Tackling social housing stereotypes in the media

A Riverside tenant has played a key role in a campaign to tackle social housing stereotypes in the media, and to encourage fair reporting in the news.

Sally Trueman has taken part in the Benefit to Society campaign and a media guide, called Fair Press for Tenants, has been put together in collaboration with the National Union of Journalists.

The guide is aimed at journalists, documentary makers and PR professionals to encourage them to cover stories about people living in social housing in a fair and accurate manner.

Riverside is one of 17 housing associations sponsoring the campaign.

Sally Trueman, who is a Riverside Board member, is involved in the Benefit to Society campaign.
Sally Trueman


“I’m really pleased to be involved in the Benefit to Society campaign.
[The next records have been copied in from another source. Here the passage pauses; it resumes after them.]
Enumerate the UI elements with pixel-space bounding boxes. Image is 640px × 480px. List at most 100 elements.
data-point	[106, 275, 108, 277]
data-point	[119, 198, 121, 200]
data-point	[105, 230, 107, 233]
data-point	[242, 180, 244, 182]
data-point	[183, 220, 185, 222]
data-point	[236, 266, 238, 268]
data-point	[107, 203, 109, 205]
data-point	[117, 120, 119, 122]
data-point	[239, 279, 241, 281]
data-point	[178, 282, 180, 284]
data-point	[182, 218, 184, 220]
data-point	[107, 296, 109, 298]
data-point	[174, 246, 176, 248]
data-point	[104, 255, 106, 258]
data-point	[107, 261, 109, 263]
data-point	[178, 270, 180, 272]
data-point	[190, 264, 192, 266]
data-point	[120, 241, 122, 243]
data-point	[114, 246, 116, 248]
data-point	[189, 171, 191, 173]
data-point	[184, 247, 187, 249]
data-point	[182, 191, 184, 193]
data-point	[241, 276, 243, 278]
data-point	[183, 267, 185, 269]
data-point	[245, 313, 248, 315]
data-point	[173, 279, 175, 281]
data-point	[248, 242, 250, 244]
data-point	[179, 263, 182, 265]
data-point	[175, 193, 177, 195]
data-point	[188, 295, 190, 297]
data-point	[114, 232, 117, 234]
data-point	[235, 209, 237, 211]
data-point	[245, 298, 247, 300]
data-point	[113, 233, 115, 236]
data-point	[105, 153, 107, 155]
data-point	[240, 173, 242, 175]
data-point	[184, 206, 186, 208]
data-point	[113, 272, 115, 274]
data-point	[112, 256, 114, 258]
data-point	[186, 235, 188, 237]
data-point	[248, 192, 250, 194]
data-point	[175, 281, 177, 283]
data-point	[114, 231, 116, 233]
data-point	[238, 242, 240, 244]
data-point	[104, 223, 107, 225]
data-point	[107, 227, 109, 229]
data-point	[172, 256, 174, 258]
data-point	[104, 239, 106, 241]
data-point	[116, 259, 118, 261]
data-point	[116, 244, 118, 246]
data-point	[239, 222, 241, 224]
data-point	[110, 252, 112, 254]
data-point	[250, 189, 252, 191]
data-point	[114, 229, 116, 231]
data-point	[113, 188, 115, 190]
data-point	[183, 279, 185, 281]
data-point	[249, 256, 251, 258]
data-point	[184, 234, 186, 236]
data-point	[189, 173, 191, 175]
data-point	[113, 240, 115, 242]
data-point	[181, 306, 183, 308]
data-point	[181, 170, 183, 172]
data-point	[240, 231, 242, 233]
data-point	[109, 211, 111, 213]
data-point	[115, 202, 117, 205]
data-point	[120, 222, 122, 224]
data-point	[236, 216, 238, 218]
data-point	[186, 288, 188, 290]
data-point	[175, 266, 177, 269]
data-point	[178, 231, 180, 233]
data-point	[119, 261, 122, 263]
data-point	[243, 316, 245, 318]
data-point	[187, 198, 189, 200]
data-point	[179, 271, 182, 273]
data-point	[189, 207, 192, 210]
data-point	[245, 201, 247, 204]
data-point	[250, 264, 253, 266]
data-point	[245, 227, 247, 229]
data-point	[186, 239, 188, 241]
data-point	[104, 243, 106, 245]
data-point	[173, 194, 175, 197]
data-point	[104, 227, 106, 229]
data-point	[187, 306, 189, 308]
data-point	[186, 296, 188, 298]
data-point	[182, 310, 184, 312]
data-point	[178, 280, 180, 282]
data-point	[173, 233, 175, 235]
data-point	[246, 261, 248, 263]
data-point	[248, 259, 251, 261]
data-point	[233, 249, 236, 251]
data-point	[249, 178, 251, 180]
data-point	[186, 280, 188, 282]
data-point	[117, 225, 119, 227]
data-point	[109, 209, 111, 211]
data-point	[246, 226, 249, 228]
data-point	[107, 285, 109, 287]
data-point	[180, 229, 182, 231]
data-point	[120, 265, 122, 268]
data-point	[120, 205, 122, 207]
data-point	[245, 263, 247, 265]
I think it’s time for us to stand up and change the perception of people living in social housing, and how we are portrayed in the media. We need to dispel that myth because there’s a rich mix of people from different backgrounds and social classes who live in social housing,” explained Sally who has been a Riverside customer for seven years.

She added: “I moved to Newcastle 18 years ago and was married, had cars and a house – what society depicts as a ‘normal’. But through no fault of my own my life changed direction.

“It’s not just young people and students that rent properties – it’s all ages! A lot of people don’t want to own their own home, but prefer to rent because they don’t want the responsibility or the cost of doing repairs. There’s also less job security these days, so the fear of losing your job and unable to pay the mortgage is a massive stress to bear.

“It’s much easier and less hassle to pay rent and get the repairs done by a social housing provider. We need to show that there’s nothing wrong in choosing to rent.”

Sally volunteers for a number of charities, is a member of the Riverside Group Board and the Riverside North Tenants and Residents Federation Executive. She’s also been a youth leader and helped in activity programmes and summer camps for 11-18 year olds.

“There’s a wealth of knowledge and experience that tenants have, and we do all sorts of jobs including professional roles. I worked as a teacher but gave it up due to ill health and now I do volunteering work.

“Volunteering is a fulfilling role and it’s giving something back to society. Volunteers are a valuable resource because without them, a lot of charitable organisations would collapse and events wouldn’t be able to take place. Volunteers give their time for free and undergo training to carry out the role effectively.”